Lewis Williamson has stated that he is aiming to step up to the GP3 Series in 2011. He impressed many on his GP3 test debut at Estoril last week when he topped the timesheets on his first day in the car. The Formula Renault UK runner-up only found himself taking part in the test after a last-minute call from Atech CRS team boss David Hayles.
The 20-year-old Scotsman spoke to the GP3 website about the experience and his plans for 2011. “I saw the car for the first time on Wednesday when I arrived for a seat fitting, and it doesn't actually look that different from a Renault,” he said. “The tub and steering wheel are similar, but the biggest difference is obviously the engine and the tyres are a lot different, they are a lot wider. When I first got in the car it took a while to get used to it, the team said I would have a bit of turbo lag, so you have to anticipate getting on the throttle a bit earlier. But the main thing was getting the car out the pits! I found it so hard to get it off the hand clutch. I think yesterday I only managed to pull away three times without stalling, but when I did get it right it was so smooth. Apart from that it was just getting used to a new car.”

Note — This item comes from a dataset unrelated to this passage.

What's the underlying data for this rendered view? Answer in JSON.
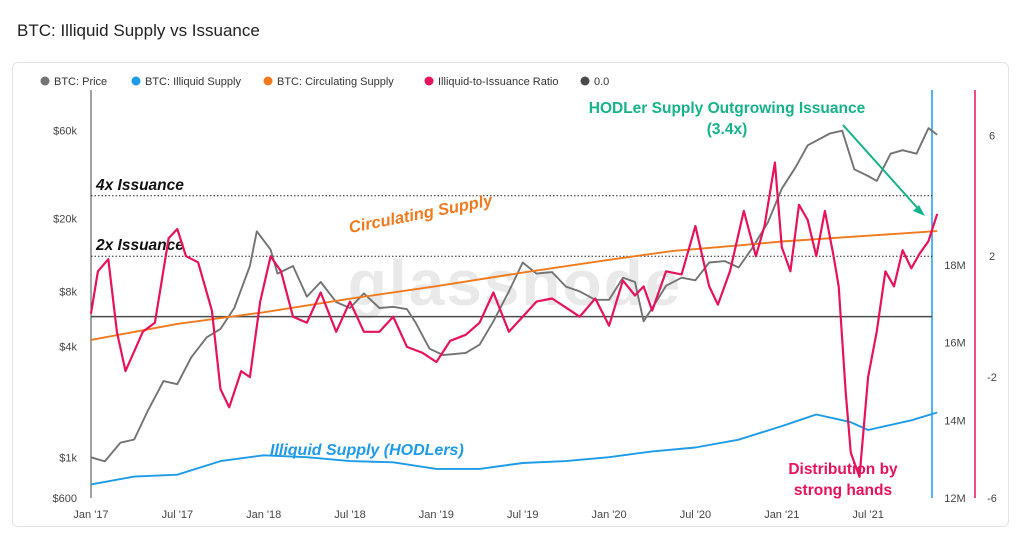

Speaking about his plans for next season, he said: “I think unless anything changes drastically in the next couple of weeks I will definitely be in GP3 next season. We were already looking at doing GP3 before this week. I do have a test in an F3 car that was a prize for doing well in the championship this year, but I think F3 really threw itself out the window with costs and moving gateposts the whole time. Unless you're with the best team you're not really going to do well because they need money to constantly change bits on the car, and wind tunnel time, so if you sit back at any time you can have a fast car one weekend and then be half signed off the next. It's a bit difficult and not good for sponsors.
“In GP3 it's much fairer and there are not a lot of changes being made during the season, it might just be a change of the wing or something. During the season you just have 30 minute sessions so as a driver you just get out on track and get on with it, and if it's got a problem you drive around it. It's the best thing to do.”